When Sharon Lavigne buried two of her closest friends over the course of one weekend, she knew exactly where the blame lay. For her community in St. James Parish, Louisiana, these deaths–and their cause–was nothing new. In fact, Lavigne knows 30 people that have died in the past 5 years, most from cancer or respiratory diseases. The culprit? Air pollution.
This air pollution comes from smoke stacks from over 200 chemical companies and fossil fuel refineries that span the 85-mile community running along the Mississippi River between Baton Rouge and New Orleans. In this distance that takes about an hour and a half to drive, 25% of U.S petrochemical production is made. This same 85-mile stretch has cancer rates twice as high as the rest of the country, which is why it’s been morbidly called “Cancer Alley.” Lavigne has talked about how these fumes burn her skin and eyes, a reality for many like her living in this dense hub of chemical plants and fossil fuel refineries.
Cancer Alley is also majority Black, with higher percentages of Black residents in areas zoned for industrial development. Take for example, St. James District 5 where over 90% of residents are African American. District 5 was rezoned in 2014 to allow for even more industrial development next to residential spaces. Immediately after this new zoning change, the St. James Highschool in District 5, where Lavigne worked for almost 40 years as a special education teacher, was shut down to make way for a new plastics factory owned and operated by Yuhang Chemical Inc, a subsidiary of Koch Industries. This new factory–before Lavigne successfully campaigned to halt its construction–was projected to be one of the largest in the world, releasing the most carbon dioxide out of all oil and gas related projects in the US, and doubling air pollution in the area.
Lavigne’s story and that of Cancer Alley, although shocking, is not unique. It is just one example of a phenomenon as old as America itself: environmental racism.
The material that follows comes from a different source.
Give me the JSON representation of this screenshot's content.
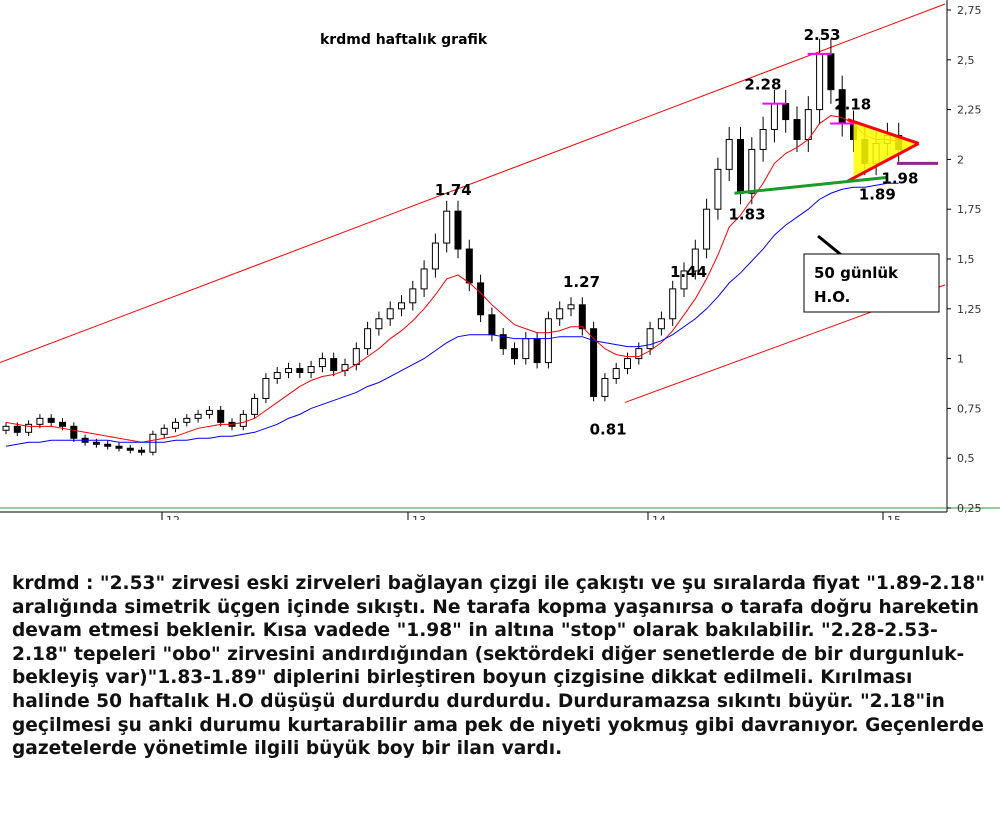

Although it may be easy to put environmental issues and racism in two distinct circles, they are actually experienced simultaneously for many in the U.S., existing within the same overlapping space of the Venn diagram. As a result of racism and white supremacy, those most vulnerable groups are Black and Brown communities.
When thinking of solutions to any societal problem, it’s important we understand its full scope. In this case, it’s understanding that it’s impossible to separate race, environment and health, which all merge together in the same toxic soup. In other words, anti-racism work is health care advocacy is climate protection. Our advocacy needs to address each aspect, or it is incomplete and inadequate.
This overlap of racism and pollution is not lost on Lavigne. “The same land that held people captive through slavery is now holding people captive through this environmental injustice and devastation” said Lavigne in a recent interview with Rolling Stone Magazine. “They pollute us with these plants, like we’re not human beings, like we’re not even people. They’re killing us.”
And it’s not just St. James Parish. People of color are exposed to more air pollution than their white counterparts across the U.S., with Latinx communities breathing up to 75% more pollution than their white counterparts. This can cause and accelerate the onset of health problems such as heart attacks, miscarriages, and yes, cancer.
It doesn’t stop there. The single strongest factor in predicting where a toxic-waste dump will be sited is not geography or geology as one might assume but rather race. Two-thirds of Black and Latinx communities in America live in an area with at least one toxic-waste site. This means, if you live in a predominantly Black or Latinx community, the odds are you are living near a toxic-waste facility.
These are not simple coincidences or “slip-ups.” Tom Goldtooth, a Native American activist and director of the Indigenous Environmental network puts it plainly, “The system ain’t broke. It was built to be this way.”
For example, the Cerrell report, a report for the California Waste Management Board on where to place garbage incinerators, specifically suggested placing incinerators in poor, rural, communities of color. That incinerators are built in communities of color is a reality rooted in deliberate policy decisions.
We owe it to ourselves and communities like St. James Parish to address the overlap of racial and environmental issues in its entirety.
For many organizations, concerted coalition building is already underway. The Movement For Black Lives (M4BL), a group of 50+ organizations including Black Lives Matter (BLM), operates on a platform that calls for divestment from fossil fuels. Organizations like the National Hispanic Medical Association, Health Care Without Harm and Alliance of Nurses for Healthy Environments have called on Congress to reduce greenhouse gas emissions and transition to clean power in order to “improve public health [and] help dismantle systemic racism.”
Lavigne runs an organization herself, RISE St. James, a grassroots organization that intertwines racial justice with environmental justice and fights to keep new industrial development out of the area. Her efforts are supported by national environmental organizations like the Sierra Club. RISE has also participated in the Global Climate strike, demanding global action to protect our climate.
The efforts of these organizations embody a fundamental idea in grassroots organizing: we are stronger when we work together. A unified, targeted fight makes us all the more powerful and impactful. If we can’t separate racism and the environment into distinct experiences, why do we separate our advocacy?